Résolution sur les conclusions de la réunion du Conseil européen des 8 et 9 décembre 2011 concernant un projet d'accord international relatif à une union pour la stabilité budgétaire

2011/2546(RSP)

Le Parlement européen a adopté par 521 voix pour, 124 voix contre et 50 abstentions, une résolution sur les conclusions de la réunion du Conseil européen des 8 et 9 décembre 2011 concernant un projet d'accord international relatif à une union pour la stabilité budgétaire.

Le texte adopté en plénière avait été déposé en tant que résolution commune par les groupes PPE, S&D, ALDE et Verts/ALE.

Le Parlement exprime des doutes quant à la nécessité d'un tel accord intergouvernemental, dont la plupart des objectifs essentiels peuvent être atteints de manière plus efficace grâce à des mesures prises en vertu du droit l'Union, afin d'apporter une réponse aux crises financière, économique et sociale qui frappent de nombreux États membres de l'Union. Le Parlement reste néanmoins disposé à rechercher une solution constructive.

Fermement convaincu que seule la méthode communautaire peut faire évoluer l'Union monétaire vers une véritable Union économique et budgétaire, les députés insistent sur les points suivants:

  • le nouvel accord devra reconnaître expressément la primauté du droit de l'Union sur ses dispositions;
  • toutes les mesures de mise en œuvre de l'accord devront être prises conformément aux procédures appropriées prévues par les traités de l'Union;
  • l'accord devra être conforme au droit de l'Union, notamment en ce qui concerne les chiffres figurant dans le Pacte de stabilité et de croissance; dans le cas où des parties contractantes souhaiteraient s'engager à atteindre des objectifs incompatibles avec la législation de l'Union, elles seraient tenues au respect des procédures juridiques de l'Union en vigueur et devraient éviter que leur démarche ne donne lieu à de doubles normes;
  • toutes les parties à l'accord, qu'elles soient membres présents ou à venir de la zone euro, devraient bénéficier du même droit de participer aux sommets de la zone euro;
  • la responsabilité démocratique doit être garantie grâce au renforcement de la participation parlementaire tant au niveau européen que national, en tenant compte de tous les aspects de la coordination et de la gouvernance économiques européennes;
  • la coopération entre les parlements nationaux et le Parlement européen devra s'effectuer dans le respect des traités de l'Union ;
  • le nouvel accord prévoira, sous une forme juridiquement contraignante, un engagement des parties prenantes à prendre toutes les mesures nécessaires pour s'assurer que, dans un délai maximal de cinq ans, l'accord sera intégré en substance dans les traités.

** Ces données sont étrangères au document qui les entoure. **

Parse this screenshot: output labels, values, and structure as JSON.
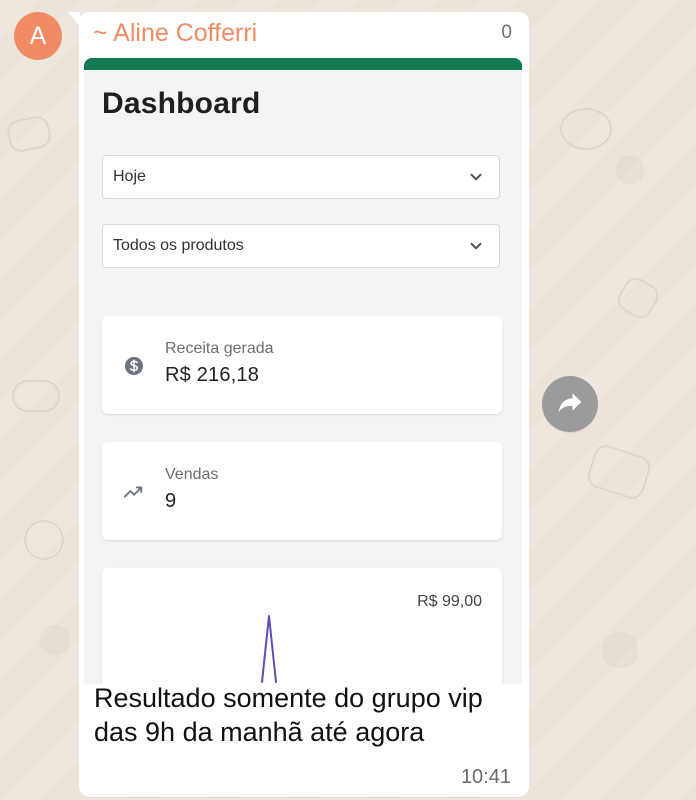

Le Parlement affirme son soutien à la proposition soumise au groupe de travail ad hoc par les députés désignés par la Conférence des présidents afin de représenter le Parlement. Il regrette que le projet d'accord du 10 janvier 2012 ne tienne pas compte, à ce jour, des propositions du Parlement, et décidera de sa position une fois qu'il aura reçu le projet final, attendu pour le 18 janvier 2012.

Réitérant son appel en faveur d'une Union tant de la stabilité que de la croissance durable, le Parlement estime que la discipline budgétaire, si elle constitue le fondement de la croissance durable, ne pourra à elle seule assurer la relance économique. Il estime dès lors que l'accord doit adresser un message clair, à savoir que des actions énergiques seront menées sur les deux fronts. Il insiste pour que l'accord comporte l'engagement d'adopter des mesures visant à promouvoir le renforcement de la convergence et de la compétitivité, ainsi que des propositions en vue : i) de la création d'un fonds d'amortissement, ii) de l'émission d'emprunts obligataires pour le financement de projets, iii) de l'instauration d'une taxe sur les transactions financières établie dans le droit de l'Union et, tout en veillant à la discipline budgétaire, iv) de l'élaboration d'une feuille de route pour les obligations de stabilité.